C’est la paix, et demain ce sera la joie.

« O joie, belle étincelle de la divinité, fille de l’Elysée céleste ; pleins d’une ivresse sacrée nous entrons dans ton sanctuaire. Une puissance mystérieuse réunit enfin ceux que le monde et le rang séparaient ; à l’ombre bienfaisante de tes ailes tous les hommes deviennent frères. Tous les êtres boivent la joie, s’abreuvant au sein de la nature ; les bons et les méchans suivent maintenant un chemin semé de fleurs. Que des millions d’êtres, que le monde entier se confonde dans une même étreinte[1]. »

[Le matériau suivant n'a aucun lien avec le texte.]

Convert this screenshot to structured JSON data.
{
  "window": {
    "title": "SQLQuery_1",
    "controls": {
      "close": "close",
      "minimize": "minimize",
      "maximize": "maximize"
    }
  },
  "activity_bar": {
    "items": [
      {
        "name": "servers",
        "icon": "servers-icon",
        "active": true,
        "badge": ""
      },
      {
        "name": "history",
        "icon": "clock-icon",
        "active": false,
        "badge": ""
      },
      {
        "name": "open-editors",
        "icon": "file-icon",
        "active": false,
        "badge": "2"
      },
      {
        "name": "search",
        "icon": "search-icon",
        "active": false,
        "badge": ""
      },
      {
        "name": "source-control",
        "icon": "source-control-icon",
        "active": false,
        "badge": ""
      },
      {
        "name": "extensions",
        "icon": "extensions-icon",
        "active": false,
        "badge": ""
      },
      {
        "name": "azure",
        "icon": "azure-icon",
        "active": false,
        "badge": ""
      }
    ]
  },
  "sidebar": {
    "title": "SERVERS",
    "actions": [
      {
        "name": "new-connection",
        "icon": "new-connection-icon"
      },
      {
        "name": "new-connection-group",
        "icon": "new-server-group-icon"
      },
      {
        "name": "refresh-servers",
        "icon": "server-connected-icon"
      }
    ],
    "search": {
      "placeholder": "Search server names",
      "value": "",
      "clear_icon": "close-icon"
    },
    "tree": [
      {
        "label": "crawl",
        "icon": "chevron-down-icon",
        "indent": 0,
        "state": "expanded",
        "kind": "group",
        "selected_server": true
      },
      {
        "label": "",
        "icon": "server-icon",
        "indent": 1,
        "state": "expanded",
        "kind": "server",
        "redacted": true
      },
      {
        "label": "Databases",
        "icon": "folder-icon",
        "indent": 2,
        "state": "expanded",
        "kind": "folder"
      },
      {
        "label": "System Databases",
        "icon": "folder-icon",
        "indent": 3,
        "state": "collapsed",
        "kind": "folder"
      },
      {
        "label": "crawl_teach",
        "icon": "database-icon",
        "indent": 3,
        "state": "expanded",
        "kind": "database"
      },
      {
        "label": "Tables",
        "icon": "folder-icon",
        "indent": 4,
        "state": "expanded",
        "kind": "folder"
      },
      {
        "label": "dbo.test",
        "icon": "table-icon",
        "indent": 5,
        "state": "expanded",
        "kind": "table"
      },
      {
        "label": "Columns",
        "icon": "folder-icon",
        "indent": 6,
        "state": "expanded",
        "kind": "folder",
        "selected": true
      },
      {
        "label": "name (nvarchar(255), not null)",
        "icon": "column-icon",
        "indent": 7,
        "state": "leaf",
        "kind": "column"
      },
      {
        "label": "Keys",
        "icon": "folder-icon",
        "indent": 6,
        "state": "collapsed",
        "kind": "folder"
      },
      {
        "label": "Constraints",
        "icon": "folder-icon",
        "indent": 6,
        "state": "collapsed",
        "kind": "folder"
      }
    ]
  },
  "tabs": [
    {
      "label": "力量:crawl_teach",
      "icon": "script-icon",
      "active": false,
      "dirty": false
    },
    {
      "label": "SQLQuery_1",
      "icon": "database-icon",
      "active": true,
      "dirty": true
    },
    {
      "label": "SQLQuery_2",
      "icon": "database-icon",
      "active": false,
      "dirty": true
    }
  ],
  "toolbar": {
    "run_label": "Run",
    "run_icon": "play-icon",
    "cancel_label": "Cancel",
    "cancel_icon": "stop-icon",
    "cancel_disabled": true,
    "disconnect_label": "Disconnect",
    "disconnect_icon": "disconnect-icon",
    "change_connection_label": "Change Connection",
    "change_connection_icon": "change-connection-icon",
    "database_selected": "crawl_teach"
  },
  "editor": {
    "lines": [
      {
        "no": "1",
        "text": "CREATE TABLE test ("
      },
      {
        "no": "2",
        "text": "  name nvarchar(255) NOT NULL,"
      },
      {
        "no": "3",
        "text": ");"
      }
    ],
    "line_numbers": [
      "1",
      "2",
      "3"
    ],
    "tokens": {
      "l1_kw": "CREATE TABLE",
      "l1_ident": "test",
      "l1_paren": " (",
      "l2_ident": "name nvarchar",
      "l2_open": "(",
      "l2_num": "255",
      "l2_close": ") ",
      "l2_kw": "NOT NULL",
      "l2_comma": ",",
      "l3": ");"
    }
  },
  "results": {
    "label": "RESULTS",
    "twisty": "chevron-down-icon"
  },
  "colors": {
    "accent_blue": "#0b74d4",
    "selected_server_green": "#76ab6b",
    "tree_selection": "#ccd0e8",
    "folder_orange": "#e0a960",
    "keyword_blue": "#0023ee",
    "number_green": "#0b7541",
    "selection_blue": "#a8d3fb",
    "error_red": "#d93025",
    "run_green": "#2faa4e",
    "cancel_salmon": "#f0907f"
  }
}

Voilà le thème du dernier morceau de la dernière symphonie. Voilà les Novissima verba de Beethoven. Sans doute, — bien que le droit en soit contesté par certaine école, — il est permis de préférer au finale de la Symphonie avec chœur tel ou tel autre parmi les grands finales du maître : celui de l’Héroïque, de la Pastorale, de la Symphonie en la ou de l’ut mineur. On peut admirer on l’un quelconque de ceux-ci des proportions plus exactes, une perfection pour ainsi dire plus parfaite, plus de mesure avec non

  1. Schiller. Traduction de V. Wilder (Beethoven).